The graphs demonstrate the two types of lineage that are currently causing disease in Wales.
Firstly, UK lineages such as UK5 and UK2243 have been long term causes of disease in Wales. UK5 is the largest UK lineage and was probably introduced into the UK multiple times in February/March, and became rapidly established in community transmission. As one of the largest lineages, it has continued to transmit in the community as other smaller lineages have died out. Secondly, we see a new wave of lineages arriving in Wales over the summer. Lineages such as UK389 and UK395 have never been seen before in Wales and have arrived in the August-September timescale to cause considerable numbers of cases in multiple locations, simultaneously.

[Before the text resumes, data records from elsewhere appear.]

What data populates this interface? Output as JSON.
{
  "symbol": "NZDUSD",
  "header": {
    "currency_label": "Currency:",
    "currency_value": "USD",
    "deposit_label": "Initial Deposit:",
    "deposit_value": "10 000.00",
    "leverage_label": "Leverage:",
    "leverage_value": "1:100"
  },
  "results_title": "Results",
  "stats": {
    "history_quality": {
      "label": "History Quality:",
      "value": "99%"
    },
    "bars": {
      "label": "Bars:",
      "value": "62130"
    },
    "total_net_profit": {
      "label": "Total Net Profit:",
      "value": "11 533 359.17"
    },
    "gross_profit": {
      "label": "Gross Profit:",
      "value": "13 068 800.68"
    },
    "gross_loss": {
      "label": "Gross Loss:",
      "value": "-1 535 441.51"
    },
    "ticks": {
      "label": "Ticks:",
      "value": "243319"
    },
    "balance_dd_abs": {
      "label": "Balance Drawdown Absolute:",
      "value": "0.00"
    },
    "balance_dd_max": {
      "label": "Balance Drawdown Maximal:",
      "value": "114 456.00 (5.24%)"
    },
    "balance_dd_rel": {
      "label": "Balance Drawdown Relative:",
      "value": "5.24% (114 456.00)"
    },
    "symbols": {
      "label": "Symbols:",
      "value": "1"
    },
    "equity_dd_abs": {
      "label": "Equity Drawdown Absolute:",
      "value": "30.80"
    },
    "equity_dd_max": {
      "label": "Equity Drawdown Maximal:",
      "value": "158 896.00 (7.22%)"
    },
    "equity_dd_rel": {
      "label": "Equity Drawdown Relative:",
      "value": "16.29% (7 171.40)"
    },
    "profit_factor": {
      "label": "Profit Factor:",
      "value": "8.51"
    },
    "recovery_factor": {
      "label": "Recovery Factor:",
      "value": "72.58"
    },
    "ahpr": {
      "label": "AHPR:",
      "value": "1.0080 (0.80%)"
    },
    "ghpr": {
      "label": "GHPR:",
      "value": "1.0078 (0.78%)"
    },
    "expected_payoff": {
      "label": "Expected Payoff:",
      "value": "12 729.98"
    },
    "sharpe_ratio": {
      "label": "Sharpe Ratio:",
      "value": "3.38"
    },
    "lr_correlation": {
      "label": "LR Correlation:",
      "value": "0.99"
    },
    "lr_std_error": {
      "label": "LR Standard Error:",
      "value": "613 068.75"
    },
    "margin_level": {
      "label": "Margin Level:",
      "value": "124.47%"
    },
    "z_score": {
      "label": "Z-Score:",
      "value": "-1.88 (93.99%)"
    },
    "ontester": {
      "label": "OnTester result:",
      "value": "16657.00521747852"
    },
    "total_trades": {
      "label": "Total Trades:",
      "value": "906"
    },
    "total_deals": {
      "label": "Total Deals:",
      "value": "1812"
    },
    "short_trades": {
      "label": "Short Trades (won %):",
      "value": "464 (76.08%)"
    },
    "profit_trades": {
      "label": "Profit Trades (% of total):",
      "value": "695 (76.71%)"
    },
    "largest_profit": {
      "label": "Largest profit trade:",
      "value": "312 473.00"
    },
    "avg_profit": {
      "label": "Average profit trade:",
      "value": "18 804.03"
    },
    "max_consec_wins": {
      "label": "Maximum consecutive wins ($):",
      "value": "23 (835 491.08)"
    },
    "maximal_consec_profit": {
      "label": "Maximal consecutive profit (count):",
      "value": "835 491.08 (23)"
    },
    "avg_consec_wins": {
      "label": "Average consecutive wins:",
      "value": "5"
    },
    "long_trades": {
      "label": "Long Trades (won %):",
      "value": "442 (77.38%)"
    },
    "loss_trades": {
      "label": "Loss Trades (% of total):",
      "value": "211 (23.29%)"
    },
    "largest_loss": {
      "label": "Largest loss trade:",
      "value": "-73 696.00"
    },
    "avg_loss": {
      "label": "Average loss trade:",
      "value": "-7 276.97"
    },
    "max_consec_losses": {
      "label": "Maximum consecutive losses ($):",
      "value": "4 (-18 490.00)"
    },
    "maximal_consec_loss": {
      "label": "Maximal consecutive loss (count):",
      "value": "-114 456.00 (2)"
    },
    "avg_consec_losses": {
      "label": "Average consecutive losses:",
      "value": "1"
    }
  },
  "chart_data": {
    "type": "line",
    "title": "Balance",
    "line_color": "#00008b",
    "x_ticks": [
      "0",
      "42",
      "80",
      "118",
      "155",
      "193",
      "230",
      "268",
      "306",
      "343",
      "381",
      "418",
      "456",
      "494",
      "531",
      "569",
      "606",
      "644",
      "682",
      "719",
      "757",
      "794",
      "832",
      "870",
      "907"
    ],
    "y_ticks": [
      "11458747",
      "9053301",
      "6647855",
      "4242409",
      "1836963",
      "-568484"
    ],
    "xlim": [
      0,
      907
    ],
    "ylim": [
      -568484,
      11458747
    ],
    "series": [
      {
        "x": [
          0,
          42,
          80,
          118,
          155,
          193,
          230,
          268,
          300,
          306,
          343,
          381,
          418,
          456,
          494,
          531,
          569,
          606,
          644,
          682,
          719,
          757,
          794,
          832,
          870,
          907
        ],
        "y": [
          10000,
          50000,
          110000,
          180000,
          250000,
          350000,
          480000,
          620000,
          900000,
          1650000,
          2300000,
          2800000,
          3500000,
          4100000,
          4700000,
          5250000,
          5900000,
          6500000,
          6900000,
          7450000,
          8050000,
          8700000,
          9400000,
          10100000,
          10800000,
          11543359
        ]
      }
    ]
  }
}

Examining these new arrival lineages reveals that they have arrived in many parts of the UK simultaneously, presenting a signature that is consistent with the idea that these lineages have been seeded by multiple simultaneous imports from outside Wales/the UK.
So, after the initial epidemic, which saw many different lineages, they tailed off into late spring/early summer, then genetic diversity increased once again going into late summer/early autumn, as people jetted off on their holidays and returned to the UK. Concurrent with that, we have a large increase in the number of sequencing being done from positive tests across the UK. Is it beyond the realms of possibility that the variant discovered with 17 ‘mutations’ in Kent and London in mid October, from samples donated at the end of September, could have arrived in the UK during September and have evolved naturally in another country, unnoticed, because that particular country was doing very little sequencing? Those two people carrying the virus get tested, their samples get sequenced by COG-UK and hey presto, a ‘new variant’ with an ‘unprecedented number of ‘mutations’ suddenly appears. A few months later, when it starts spreading in the community, for reasons which may have nothing whatsoever to do with the claimed ‘70% increased transmissibility’, Johnson, Hancock, Ferguson, Whitty and Vallance realise they’re onto a winner and use the new ‘mutant Covid strain’ as a perfect excuse to cancel Christmas in the UK with just a few days’ notice.